«Cosa abbiamo fatto!»
Interviste Festa negli spogliatoi e davanti alle telecamere. Diao: «Un pezzo di storia del club». Douvikas e Da Cunha: «Gioia incredibile».
Verona
Tredici gol, tanti quanti un mostro sacro come Marcus Thuram, bomber dell’Inter. Davanti, solo Lautaro Martinez. È una stagione clamorosa per Tasos Douvikas, capocannoniere del Como: era arrivato lo scorso anno a gennaio, l’impatto fu timido, ma riuscì comunque a segnare due reti.
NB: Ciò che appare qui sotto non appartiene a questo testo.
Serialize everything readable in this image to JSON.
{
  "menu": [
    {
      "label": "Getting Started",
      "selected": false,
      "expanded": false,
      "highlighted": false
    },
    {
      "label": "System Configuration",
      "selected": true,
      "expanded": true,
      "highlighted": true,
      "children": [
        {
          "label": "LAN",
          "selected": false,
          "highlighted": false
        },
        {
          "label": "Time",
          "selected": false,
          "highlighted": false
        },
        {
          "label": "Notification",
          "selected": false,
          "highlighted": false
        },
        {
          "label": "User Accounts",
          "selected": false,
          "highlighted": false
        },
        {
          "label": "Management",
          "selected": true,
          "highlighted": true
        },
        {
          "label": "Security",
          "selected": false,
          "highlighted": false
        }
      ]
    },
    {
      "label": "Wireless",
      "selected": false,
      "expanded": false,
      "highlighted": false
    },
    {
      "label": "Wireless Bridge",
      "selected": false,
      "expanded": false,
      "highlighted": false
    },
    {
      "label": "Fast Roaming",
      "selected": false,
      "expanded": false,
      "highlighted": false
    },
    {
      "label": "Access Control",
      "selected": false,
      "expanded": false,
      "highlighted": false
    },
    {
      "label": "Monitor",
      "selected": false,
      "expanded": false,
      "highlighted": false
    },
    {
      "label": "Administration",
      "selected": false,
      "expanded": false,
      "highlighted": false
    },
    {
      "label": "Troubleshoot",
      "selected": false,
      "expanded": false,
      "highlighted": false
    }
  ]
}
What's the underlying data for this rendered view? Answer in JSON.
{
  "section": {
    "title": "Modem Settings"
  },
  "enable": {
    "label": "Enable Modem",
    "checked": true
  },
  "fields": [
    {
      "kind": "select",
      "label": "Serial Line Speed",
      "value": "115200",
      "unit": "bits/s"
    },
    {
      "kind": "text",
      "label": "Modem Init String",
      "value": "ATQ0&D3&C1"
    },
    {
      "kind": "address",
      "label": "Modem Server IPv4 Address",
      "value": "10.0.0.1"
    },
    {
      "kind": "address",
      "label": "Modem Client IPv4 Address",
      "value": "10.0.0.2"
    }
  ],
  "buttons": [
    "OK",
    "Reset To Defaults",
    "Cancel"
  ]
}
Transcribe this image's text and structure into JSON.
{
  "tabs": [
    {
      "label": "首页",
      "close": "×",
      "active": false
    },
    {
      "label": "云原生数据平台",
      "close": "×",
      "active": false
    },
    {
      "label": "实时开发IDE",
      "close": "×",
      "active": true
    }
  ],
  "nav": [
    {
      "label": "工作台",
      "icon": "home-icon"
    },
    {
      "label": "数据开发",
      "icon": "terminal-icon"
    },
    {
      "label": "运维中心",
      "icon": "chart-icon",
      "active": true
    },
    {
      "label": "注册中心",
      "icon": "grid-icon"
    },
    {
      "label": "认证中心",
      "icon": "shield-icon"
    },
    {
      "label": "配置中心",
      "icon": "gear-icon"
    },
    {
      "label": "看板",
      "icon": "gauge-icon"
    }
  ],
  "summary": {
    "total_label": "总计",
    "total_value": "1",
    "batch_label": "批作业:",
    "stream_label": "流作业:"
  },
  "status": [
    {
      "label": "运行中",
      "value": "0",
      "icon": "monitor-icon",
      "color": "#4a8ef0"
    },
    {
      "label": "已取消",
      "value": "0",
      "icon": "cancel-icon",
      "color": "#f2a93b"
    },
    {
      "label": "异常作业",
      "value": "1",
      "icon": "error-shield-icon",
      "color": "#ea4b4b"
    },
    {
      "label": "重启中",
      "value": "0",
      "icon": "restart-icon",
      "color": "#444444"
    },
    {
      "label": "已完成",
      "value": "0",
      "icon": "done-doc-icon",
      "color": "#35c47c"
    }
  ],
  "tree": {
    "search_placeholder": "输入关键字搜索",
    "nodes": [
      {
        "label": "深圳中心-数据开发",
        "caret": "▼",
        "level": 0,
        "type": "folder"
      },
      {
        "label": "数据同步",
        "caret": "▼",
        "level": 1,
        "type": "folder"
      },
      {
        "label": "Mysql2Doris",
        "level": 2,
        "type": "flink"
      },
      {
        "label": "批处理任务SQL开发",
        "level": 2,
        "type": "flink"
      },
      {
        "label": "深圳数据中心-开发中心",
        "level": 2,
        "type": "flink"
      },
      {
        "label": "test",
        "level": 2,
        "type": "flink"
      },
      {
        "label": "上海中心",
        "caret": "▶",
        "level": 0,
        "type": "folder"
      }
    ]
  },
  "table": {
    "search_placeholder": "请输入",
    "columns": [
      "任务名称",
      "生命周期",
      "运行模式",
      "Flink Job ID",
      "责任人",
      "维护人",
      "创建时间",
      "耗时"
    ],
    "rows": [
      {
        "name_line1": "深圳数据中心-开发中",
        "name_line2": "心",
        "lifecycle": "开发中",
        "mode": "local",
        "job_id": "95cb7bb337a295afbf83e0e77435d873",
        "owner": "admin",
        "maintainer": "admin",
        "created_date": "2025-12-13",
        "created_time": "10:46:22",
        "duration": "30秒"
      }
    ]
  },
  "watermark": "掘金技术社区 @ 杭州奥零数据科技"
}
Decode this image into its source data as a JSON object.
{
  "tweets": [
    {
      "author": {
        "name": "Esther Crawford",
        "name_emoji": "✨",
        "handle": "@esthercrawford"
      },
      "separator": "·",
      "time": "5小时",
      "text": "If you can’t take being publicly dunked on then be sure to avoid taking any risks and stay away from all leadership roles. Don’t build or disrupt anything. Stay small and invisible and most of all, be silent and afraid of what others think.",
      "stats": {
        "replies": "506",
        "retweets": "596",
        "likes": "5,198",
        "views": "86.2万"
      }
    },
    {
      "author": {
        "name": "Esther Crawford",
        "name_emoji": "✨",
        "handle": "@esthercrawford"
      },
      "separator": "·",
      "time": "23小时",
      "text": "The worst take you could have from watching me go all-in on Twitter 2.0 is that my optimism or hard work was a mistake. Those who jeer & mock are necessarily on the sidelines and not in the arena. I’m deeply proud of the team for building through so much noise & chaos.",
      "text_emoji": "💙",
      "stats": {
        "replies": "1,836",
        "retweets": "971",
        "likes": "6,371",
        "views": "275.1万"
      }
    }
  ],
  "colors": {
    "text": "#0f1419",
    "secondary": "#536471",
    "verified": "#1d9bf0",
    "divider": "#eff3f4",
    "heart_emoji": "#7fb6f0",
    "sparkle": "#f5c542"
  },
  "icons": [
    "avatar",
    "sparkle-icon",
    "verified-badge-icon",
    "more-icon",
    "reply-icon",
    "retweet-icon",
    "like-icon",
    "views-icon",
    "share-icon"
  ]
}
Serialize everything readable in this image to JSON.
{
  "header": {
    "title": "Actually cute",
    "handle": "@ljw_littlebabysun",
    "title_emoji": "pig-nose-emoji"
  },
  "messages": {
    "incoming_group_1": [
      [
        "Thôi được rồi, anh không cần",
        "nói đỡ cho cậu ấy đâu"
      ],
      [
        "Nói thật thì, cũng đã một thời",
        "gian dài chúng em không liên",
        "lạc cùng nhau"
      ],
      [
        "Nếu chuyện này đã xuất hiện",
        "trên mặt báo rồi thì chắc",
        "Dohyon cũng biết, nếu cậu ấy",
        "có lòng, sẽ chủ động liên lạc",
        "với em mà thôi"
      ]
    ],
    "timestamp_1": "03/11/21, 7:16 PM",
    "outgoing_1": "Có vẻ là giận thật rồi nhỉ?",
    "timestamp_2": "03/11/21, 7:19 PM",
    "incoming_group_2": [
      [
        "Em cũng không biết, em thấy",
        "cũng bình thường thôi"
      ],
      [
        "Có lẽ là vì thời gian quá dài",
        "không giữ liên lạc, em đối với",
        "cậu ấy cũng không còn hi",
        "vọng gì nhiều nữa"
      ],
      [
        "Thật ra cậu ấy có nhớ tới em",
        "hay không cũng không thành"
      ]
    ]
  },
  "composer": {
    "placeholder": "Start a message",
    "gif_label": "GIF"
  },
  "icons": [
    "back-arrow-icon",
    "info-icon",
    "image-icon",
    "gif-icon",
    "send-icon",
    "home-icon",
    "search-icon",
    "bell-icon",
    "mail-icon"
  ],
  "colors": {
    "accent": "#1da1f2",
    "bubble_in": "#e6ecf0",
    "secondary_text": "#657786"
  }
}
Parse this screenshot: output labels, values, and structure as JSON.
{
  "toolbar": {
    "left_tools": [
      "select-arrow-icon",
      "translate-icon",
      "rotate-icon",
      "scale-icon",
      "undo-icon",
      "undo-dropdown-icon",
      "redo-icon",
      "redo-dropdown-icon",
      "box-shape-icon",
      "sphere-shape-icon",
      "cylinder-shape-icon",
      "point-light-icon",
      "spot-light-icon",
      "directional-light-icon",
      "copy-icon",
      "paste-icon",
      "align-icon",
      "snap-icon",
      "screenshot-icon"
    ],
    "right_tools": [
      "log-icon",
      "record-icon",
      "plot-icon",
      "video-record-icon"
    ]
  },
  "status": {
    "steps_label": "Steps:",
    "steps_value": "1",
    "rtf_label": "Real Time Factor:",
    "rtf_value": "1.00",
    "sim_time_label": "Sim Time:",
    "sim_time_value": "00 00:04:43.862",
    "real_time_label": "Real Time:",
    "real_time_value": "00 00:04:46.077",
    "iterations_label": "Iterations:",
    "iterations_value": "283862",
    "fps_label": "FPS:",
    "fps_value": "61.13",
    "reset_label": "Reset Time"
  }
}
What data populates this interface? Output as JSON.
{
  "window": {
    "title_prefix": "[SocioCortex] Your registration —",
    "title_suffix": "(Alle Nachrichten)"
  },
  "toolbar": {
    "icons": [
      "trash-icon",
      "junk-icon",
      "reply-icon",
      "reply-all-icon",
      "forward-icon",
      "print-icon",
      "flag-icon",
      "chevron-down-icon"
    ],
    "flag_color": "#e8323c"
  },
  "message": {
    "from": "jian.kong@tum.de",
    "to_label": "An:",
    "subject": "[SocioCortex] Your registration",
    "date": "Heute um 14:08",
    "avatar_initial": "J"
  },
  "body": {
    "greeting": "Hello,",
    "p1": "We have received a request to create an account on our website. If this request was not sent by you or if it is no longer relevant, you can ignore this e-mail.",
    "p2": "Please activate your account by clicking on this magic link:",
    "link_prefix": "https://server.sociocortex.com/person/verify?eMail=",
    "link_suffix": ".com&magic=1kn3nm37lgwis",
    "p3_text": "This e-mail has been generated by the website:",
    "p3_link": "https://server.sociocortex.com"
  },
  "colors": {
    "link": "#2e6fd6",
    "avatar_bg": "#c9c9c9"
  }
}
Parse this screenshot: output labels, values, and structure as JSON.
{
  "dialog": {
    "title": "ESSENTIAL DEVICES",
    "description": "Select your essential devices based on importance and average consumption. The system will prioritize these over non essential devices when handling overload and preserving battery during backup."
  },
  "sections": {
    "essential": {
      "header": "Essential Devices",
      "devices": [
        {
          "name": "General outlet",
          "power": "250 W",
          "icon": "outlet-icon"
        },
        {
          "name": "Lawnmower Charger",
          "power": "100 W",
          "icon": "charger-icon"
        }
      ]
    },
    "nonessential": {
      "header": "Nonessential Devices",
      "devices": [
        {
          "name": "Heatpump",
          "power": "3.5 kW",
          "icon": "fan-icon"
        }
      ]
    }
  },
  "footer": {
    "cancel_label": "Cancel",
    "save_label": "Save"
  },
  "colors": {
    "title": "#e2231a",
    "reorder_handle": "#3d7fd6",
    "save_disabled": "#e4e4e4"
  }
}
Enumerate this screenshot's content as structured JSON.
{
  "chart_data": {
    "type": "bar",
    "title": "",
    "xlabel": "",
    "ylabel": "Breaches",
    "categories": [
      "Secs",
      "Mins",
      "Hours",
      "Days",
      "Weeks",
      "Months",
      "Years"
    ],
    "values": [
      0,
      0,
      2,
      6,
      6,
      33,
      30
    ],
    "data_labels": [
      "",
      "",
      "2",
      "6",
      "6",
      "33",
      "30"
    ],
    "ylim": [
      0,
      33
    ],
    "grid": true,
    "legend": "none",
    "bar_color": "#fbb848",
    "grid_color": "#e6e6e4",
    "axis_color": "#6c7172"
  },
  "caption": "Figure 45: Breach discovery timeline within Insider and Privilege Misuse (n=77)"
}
Quest’anno, ha cominciato a segnare da subito, fin dalla Como Cup. Sono arrivate – vanno messe nel contro – a inizio stagione anche le tre reti realizzate in Coppa Italia contro Sudtirol e Sassuolo.
Douvikas non si fa mai attendere. E i tifosi si sono abituati alle sue reti, tipiche dell’attaccante d’area di rigore. Nel testa a testa interno, si è portato una rete avanti rispetto a Nico Paz, fermo a quota dodici. A Verona, Tasos è stato implacabile: sembrava fuori dal gioco, un po’ avulso e in grande difficoltà. Ma ha deciso la partita trasformando in oro l’unica palla che il gigante delle Far Oer, Edmundsson, gli ha concesso. Ha vinto il duello: gli è bastato un passo per scagliare alle spalle di Montipò tutta la sua rabbia, trasformandola nel gol che ha spalancato le porte dell’Europa al Como, per la prima volta nella sua storia.
Giornata storica
Come tutti, ma con il gioiello della rete, il greco ha contribuito a scrivere una giornata storica per il Como. E, ai microfoni di Dazn, ha mostrato al pubblico la maglietta celebrativa indossata a fine partita “Como si dice Europa?”: «La cosa più importante è questa maglietta. Abbiamo sfruttato l’unica occasione ed era questa la cosa importante». E ancora: «Siamo una squadra molto forte, una sorta di famiglia e questo si vede in campo».
Assane Diao ha ammesso qualche difficoltà nel corso della partita, specialmente nel primo tempo: «Non abbiamo mostrato il gioco che volevano sviluppare all’inizio. L’intervallo è servito per ritrovarci e siamo rientrati in campo giocando bene. Lavoriamo tanto durante la settimana: se una partita non nasce bene, riusciamo a trovare grazie ai cambi le risorse giuste per cambiare le cose». Come tutti, è al settimo cielo per la prima qualificazione europea del Como: «Questa è la cosa più bella del calcio: contribuire a scrivere la storia di un club. Siamo felici per aver prima conquistato la serie A e poi per questo traguardo raggiunto dopo soli due anni. Non è frequente...».
«Chiudiamo al meglio la stagione»
Non c’è ancora uno stadio o una squadra che Diao vorrebbe affrontare: «Per ora posso solo dire che siamo contenti per la qualificazione, ma ancora non sappiamo per quale competizione. Ecco perché, prima di pensare a Champions, Europa o Conference, dobbiamo chiudere al meglio la stagione. Ci aspettano due partite importantissime, poi vedremo dove saremo». Impossibile non pensare anche per un attimo ai Mondiali: «Questa stagione è stata importante per tutti. Se si fa bene qui, più chance si hanno di andare in Nazionale, come ripete sempre Fabregas. Quindi penso che questa qualificazione e, in generale, questa stagione, avranno un peso nelle convocazioni».
Anche capitan Da Cunha – intervenuto a Dazn - è ancora senza parole per la qualificazione aritmetica alle competizioni europee: «È una cosa incredibile, abbiamo fatto una cosa storica». Il francese esalta, ancora una volta, Il lavoro del tecnico: «In realtà non mi sarei aspettato questi miglioramenti personali. Ma il lavoro di Fabregas mi ha portato a questo livello».